L'infirmière Magazine n° 375 du 01/10/2016

 

ÉDUCATION THÉRAPEUTIQUE

DOSSIER

Aurélie Vion  

Depuis 2009, à Grenoble, des séances d’éducation thérapeutique du patient (ETP) sont proposées aux sourds diabétiques. Un programme qui a nécessité de retravailler les outils existants.

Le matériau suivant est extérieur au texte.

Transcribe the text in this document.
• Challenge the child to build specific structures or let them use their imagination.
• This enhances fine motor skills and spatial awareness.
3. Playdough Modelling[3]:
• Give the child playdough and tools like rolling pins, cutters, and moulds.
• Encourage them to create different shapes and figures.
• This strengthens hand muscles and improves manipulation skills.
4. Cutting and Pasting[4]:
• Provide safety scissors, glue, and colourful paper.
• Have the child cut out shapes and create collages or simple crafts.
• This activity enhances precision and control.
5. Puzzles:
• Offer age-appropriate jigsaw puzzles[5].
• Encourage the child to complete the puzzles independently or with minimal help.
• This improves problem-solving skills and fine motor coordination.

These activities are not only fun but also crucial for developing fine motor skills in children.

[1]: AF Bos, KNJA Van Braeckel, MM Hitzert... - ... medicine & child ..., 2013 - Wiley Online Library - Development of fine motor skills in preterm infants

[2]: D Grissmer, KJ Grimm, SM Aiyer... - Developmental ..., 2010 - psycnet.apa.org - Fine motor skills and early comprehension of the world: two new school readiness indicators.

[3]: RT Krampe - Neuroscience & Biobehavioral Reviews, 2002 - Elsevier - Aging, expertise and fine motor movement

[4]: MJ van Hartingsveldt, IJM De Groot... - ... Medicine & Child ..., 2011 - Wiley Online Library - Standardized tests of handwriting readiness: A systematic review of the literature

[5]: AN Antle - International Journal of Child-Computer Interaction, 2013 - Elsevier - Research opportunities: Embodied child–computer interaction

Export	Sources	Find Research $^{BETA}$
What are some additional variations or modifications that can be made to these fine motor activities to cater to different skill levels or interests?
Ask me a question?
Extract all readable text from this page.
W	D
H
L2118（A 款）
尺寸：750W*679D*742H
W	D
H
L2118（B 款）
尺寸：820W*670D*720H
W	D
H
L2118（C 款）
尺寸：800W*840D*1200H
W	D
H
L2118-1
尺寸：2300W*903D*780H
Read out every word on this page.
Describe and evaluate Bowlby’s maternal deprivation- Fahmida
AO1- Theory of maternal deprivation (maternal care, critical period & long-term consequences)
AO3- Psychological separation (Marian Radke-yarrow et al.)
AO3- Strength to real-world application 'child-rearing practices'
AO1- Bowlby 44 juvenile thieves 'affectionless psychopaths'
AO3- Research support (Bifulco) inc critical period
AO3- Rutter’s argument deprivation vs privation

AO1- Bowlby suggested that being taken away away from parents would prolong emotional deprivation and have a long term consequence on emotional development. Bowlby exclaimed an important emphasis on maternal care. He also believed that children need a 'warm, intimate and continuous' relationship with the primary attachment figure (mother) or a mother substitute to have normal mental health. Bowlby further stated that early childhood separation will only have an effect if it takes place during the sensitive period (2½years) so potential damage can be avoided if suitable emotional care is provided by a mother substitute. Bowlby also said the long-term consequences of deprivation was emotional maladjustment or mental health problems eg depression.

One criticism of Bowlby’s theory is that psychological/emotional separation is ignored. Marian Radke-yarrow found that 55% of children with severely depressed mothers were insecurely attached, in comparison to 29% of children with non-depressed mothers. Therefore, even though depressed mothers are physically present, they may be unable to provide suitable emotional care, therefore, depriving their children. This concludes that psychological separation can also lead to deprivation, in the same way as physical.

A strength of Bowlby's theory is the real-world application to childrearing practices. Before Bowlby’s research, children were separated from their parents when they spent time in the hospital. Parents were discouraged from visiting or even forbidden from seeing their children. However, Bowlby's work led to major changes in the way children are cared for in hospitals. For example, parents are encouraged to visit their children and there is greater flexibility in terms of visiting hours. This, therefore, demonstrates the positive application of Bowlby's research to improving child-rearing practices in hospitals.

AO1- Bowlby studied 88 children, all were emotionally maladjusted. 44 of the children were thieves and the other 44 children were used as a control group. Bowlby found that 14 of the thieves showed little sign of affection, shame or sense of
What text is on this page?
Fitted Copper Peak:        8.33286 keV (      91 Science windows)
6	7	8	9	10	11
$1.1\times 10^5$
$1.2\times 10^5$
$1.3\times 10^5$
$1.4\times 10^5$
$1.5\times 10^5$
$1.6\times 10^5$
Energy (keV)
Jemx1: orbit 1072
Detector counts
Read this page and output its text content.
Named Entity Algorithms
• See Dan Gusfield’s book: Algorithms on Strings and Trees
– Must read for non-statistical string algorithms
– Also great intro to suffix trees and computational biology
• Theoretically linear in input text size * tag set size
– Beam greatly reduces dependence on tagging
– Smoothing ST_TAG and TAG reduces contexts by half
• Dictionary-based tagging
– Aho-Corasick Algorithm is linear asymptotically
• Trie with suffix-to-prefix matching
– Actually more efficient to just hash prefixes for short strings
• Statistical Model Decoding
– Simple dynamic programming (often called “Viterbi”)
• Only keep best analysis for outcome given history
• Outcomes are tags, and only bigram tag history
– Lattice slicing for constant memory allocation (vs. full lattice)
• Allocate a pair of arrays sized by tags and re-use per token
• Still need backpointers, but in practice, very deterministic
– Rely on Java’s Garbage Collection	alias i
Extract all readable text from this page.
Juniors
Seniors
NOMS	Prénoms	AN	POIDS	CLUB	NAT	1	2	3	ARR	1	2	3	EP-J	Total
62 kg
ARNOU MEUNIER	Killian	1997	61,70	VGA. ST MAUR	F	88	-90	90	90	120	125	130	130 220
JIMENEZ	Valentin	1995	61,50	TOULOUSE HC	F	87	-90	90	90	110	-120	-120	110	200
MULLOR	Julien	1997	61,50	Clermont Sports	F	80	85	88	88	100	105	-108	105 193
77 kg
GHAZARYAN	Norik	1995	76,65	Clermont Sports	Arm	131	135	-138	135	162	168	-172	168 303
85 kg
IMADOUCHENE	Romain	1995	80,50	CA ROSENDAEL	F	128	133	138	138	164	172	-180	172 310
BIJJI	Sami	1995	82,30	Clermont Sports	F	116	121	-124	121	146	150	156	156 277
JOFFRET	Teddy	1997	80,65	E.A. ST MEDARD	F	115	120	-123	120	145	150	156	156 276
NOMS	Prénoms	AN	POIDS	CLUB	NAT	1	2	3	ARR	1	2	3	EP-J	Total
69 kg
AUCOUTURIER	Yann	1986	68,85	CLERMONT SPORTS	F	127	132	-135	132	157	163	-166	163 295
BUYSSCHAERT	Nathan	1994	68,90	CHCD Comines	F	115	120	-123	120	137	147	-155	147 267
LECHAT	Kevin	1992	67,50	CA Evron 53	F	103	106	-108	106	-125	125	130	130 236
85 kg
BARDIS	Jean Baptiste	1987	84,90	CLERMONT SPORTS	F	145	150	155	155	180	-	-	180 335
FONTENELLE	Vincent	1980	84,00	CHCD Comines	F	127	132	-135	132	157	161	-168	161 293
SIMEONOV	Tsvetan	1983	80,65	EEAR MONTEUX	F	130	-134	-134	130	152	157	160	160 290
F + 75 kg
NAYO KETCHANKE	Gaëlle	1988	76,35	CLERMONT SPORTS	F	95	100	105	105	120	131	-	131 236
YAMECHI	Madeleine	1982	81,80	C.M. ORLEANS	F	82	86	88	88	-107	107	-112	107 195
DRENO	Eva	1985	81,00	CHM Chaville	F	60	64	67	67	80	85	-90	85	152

Naïvement, nous pensions qu’avec nos outils très visuels, il serait facile de transposer notre module d’éducation thérapeutique du patient diabétique pour les sourds… Nous avions tort ! » Sophie Uhlenbusch, diététicienne à l’unité transversale pour l’éducation du patient (Utep) du CHU de Grenoble, a le mérite d’être lucide et franche. Du travail mené avec l’unité d’accueil et de soins pour sourds (UASS) pour mettre au point des séances d’ETP adaptées, elle est sortie enrichie, car cette expérience a réinterrogé sa pratique et celle de ses confrères et consœurs. « Avec les sourds, on s’est posé des questions que l’on ne se pose pas avec les entendants. Et nous avons réfléchi à la pertinence de nos outils », retient-elle. Pourquoi, par exemple, le body link que nous utilisions jusqu’ici ne respectait-il pas le bon positionnement des organes ? » « Ce n’était pas logique et cela a tout de suite posé problème avec le premier groupe de patients sourds diabétiques qui a servi de test, explique Joëlle Blanchard. Déjà parce que pour dire le mot “cœur” en signant, on met la main à la place du cœur. » Cette intermédiatrice (donc elle-même sourde) exerçant au sein de l’UASS du CHU a travaillé avec la diététicienne pour élaborer de nouveaux outils adaptés à la population sourde.

Une cohérence propre

« Il faut connaître la logique des sourds pour construire des outils efficaces et pertinents, souligne Joëlle Blanchard. Par exemple, pour expliquer qu’il existe des aliments qui n’ont pas le goût sucré, mais sont sources de glucides, nous avons représenté un morceau de sucre dans l’estomac, mais un morceau de sucre barré au niveau de la bouche. Il est important d’avoir toutes les étapes. » L’ensemble des outils ont été coconstruits et validés par le service de diabétologie qui a étroitement collaboré à ce programme validé par l’Agence régionale de santé. Les séances s’adressent à des groupes composés de quatre à huit patients et/ou accompagnants sur une durée de trois jours. Objectifs : renforcer et développer des compétences pour vivre au quotidien avec le diabète, comprendre ce qui se passe dans son corps, savoir gérer ses médicaments, bien manger, maîtriser les gestes techniques comme l’injection, la glycémie, les soins des pieds, etc. « Nous nous sommes rendu compte qu’énormément d’informations passaient par l’audition et que les sourds possédaient des notions en termes d’équilibre alimentaire bien inférieures à la moyenne ; ils rencontrent, par exemple, des difficultés à se faire à manger et à maîtriser les techniques culinaires », précise Sophie Uhlenbusch. « Il faut avoir à l’esprit que beaucoup de sourds ont vécu des échecs scolaires et n’ont pas forcément accès à des informations qui semblent basiques », confirme Joëlle Blanchard.

Et au centre, le patient

Débutées en 2009, ces séances d’ETP pour sourds diabétiques ont évolué tant sur les outils que sur le mode de fonctionnement. Ce n’est pas la diététicienne qui anime les séances, mais deux intermédiatrices qui ont reçu une formation préalable. L’avantage est d’éviter le décalage de la traduction en langue des signes induit par l’interprétariat. Deux interprètes sont bien présents mais ils sont là pour traduire les échanges pour les professionnels de santé (entendants) présents en fonction de la thématique (une infirmière pour les soins des pieds, une diététicienne pour l’alimentation, un médecin pour le traitement…). « L’objectif est d’être réellement centré sur le patient. Ce sont les équipes qui s’adaptent aux besoins des patients et non l’inverse », résume la diététicienne. Malgré les difficultés – à l’image des différences de niveaux en langue des signes –, l’équipe réfléchit à élargir le programme d’ETP à d’autres pathologies comme les maladies cardiovasculaires.